Ré, everyone has been telling us we have to visit Montreal while we’re in Toronto, but it was your “mountain in the center of a city” that made me really want to go. We will try to do it if we can. 🙂 (BTW — we are staying with my mom’s old friend, and her husband is Danish. Even he said Montreal looks like Europe.)
I hope you’ll get the chance to go back someday. 🙂 You describe the city so beautifully.
I have spent pretty much all my life in London, UK, and really would like to try living somewhere else some time. But truly the big city is a hard fix to beat and London has so much. I spent a few months in Barcelona when I was at college – to train in visual theatre – and though I relished the chance to be away, be somewhere more relaxed (in some ways), close to the sea and the mountains, with delicious, cheaper food… beautiful art and funky people… by the end of 3 months I both hadn’t had a chance to settle, and knew it missed for me some of the vitality of London which is maybe oxygen to me. It’s London’s ethnic diversity, and access to culture which I take for granted and probably need more time away from to fully appreciate. Yes it’s smelly and dense, but there is Hampstead Heath – London’s lung – and other splendid parks. I can’t be far from green, and could do with spending a bit more time in nature.
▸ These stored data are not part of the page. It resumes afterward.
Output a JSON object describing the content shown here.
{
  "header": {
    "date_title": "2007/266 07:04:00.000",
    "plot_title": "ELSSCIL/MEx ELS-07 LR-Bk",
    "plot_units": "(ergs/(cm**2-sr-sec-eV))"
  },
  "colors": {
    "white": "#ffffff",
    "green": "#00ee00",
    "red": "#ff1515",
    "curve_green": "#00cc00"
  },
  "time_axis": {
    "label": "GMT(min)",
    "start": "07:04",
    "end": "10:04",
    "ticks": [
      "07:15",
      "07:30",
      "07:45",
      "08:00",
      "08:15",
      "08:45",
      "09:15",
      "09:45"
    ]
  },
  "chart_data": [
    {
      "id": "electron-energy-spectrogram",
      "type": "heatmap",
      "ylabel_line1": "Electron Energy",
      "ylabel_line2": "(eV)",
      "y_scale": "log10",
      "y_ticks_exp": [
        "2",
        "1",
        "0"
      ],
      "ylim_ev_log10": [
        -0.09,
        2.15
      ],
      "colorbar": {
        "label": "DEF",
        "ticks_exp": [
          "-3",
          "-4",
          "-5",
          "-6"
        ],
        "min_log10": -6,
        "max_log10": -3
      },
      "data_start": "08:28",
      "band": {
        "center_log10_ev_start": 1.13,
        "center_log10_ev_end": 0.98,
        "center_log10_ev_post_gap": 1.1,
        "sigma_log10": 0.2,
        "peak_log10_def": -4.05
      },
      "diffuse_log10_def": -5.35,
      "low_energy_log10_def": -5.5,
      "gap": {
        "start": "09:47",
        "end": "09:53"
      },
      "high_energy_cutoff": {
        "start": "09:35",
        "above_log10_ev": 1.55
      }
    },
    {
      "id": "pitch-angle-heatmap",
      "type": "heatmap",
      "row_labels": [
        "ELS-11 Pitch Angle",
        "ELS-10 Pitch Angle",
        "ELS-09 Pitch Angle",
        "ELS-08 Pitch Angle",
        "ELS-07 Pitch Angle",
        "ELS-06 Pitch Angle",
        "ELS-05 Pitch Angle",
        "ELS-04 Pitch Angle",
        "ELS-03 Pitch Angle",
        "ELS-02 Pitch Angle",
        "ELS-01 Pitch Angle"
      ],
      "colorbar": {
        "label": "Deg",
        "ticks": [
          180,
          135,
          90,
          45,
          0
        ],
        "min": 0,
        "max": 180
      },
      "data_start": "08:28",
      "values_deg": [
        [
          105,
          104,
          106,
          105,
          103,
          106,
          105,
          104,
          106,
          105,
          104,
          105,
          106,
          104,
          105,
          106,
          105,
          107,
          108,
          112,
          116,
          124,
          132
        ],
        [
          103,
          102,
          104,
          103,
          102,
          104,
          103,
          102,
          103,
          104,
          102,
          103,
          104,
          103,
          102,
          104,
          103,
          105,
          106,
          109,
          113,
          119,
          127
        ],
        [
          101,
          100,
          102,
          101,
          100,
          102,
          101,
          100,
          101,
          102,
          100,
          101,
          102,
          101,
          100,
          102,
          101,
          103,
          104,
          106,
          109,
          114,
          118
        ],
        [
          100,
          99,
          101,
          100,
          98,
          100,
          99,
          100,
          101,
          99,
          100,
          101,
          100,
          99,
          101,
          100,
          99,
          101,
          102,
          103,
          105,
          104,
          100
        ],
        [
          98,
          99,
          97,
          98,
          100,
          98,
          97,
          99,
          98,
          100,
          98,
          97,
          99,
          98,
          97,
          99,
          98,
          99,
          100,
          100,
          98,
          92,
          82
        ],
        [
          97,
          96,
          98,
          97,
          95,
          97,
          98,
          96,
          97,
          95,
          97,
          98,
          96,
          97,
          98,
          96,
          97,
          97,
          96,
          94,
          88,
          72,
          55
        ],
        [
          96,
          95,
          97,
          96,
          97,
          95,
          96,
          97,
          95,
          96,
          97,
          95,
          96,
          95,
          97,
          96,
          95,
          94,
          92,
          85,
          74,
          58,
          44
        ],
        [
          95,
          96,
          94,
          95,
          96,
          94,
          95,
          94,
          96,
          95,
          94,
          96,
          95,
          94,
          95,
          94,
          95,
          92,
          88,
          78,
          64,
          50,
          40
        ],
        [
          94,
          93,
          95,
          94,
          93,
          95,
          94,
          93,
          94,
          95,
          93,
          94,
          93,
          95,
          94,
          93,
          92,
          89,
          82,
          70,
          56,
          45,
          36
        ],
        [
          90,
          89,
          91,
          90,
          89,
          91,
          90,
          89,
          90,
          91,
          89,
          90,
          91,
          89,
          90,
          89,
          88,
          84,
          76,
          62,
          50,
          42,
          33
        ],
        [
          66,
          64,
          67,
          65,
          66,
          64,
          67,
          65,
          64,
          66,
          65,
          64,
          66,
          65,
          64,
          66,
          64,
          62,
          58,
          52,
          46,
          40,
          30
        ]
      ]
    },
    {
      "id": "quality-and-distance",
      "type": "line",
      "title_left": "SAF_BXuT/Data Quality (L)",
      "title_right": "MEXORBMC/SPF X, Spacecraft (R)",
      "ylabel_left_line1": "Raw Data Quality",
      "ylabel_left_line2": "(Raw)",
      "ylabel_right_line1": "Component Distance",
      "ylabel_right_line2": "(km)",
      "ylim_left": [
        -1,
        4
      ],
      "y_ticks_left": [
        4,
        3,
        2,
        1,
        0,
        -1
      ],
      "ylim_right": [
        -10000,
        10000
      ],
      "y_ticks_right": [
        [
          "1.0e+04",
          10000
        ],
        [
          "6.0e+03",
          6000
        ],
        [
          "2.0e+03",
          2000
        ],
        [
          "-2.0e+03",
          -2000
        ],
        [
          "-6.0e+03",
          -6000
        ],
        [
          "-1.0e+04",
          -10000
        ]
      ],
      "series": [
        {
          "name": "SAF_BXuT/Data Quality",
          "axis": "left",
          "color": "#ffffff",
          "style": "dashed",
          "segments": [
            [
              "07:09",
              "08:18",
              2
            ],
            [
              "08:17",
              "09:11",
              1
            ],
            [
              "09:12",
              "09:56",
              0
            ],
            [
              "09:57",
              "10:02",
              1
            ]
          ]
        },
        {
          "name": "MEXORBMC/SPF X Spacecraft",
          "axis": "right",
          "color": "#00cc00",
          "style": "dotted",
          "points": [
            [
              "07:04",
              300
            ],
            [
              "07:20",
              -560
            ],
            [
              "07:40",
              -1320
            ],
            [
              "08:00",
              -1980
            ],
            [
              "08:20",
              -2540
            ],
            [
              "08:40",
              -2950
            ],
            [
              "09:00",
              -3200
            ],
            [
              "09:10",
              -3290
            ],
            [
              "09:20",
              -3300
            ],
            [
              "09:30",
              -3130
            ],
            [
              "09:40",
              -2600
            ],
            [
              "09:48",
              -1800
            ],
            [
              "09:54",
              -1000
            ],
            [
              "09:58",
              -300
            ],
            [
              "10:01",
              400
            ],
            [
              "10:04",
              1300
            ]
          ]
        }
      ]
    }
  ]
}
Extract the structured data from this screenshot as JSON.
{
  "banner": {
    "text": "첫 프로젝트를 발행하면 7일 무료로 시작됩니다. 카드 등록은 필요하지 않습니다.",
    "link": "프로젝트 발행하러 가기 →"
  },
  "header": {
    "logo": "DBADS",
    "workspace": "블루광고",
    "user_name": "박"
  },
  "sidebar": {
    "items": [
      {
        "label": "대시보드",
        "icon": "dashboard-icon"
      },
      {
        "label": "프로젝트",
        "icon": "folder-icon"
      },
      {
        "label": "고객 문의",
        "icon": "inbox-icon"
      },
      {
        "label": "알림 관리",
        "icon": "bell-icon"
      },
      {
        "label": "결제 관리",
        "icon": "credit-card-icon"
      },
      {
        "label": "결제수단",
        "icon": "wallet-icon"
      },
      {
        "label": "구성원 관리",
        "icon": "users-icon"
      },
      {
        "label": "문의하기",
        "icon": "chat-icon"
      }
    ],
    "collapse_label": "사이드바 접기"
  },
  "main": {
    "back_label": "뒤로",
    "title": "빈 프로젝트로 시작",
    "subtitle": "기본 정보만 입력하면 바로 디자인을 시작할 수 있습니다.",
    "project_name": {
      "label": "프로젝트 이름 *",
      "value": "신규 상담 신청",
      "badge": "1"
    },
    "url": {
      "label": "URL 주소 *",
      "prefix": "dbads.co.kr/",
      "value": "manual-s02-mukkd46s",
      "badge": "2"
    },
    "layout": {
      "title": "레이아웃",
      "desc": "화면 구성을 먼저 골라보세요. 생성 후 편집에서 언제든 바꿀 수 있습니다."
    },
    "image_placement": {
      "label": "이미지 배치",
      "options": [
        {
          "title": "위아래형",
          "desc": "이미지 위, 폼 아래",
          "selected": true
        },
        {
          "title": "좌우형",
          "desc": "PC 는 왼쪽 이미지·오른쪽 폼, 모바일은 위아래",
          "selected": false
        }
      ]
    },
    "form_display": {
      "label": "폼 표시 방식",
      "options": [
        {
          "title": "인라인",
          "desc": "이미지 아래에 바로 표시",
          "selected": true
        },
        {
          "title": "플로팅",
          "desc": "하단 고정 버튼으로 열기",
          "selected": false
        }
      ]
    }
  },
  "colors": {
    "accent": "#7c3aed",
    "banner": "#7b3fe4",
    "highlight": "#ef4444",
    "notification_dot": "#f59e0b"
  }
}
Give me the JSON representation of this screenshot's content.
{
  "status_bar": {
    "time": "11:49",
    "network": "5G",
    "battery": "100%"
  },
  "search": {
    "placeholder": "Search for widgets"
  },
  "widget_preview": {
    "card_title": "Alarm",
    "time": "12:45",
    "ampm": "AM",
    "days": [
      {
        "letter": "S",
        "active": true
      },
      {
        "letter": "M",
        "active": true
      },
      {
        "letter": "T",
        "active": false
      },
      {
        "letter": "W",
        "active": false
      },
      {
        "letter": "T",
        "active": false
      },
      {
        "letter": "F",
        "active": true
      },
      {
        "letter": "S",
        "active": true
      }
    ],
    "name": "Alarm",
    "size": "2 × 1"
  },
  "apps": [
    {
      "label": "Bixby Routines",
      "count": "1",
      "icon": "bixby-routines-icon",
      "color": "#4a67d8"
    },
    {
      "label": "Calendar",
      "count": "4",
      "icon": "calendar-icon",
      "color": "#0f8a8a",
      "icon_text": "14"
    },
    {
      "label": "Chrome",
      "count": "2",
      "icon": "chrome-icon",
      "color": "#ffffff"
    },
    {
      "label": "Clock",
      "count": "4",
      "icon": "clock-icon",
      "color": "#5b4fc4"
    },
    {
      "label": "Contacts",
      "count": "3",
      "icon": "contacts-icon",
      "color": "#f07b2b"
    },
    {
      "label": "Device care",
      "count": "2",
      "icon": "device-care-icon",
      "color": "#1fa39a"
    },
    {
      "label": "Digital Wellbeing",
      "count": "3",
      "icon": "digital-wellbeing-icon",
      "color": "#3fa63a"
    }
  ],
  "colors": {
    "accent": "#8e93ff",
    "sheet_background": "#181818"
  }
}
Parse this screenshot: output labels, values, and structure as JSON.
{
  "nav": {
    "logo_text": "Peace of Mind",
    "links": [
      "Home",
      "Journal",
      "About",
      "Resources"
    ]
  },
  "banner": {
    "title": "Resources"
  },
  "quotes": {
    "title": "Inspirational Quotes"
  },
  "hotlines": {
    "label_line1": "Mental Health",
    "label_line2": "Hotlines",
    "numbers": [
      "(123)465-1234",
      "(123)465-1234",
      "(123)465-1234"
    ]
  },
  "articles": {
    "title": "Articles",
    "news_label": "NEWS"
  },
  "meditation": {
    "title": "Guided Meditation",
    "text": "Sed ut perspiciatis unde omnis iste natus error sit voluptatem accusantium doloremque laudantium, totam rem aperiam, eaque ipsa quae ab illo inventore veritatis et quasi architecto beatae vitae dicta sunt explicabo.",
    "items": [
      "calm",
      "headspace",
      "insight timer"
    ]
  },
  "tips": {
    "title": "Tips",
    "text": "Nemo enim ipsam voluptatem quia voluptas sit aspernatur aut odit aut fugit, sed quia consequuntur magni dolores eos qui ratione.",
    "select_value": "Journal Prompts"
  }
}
London has so many memories imprinted on it for me, I love that some of the same areas like Islington and Hackney have layers upon layers of my life ingrained so that none may sting me, but plenty of my own sly smiles surprise me! It feels like my home through and through, and as I cycle through traffic and rush hour or down empty roads in the quiet hours, I am grateful for it, commune with it, and dance with it’s noise and shapes.
Ahhh, it’s wonderful to read your take on London. I’ve only heard about it from visitors, never a native. 🙂 I love what you’ve said about certain places holding layers and layers of memory for you. I love that.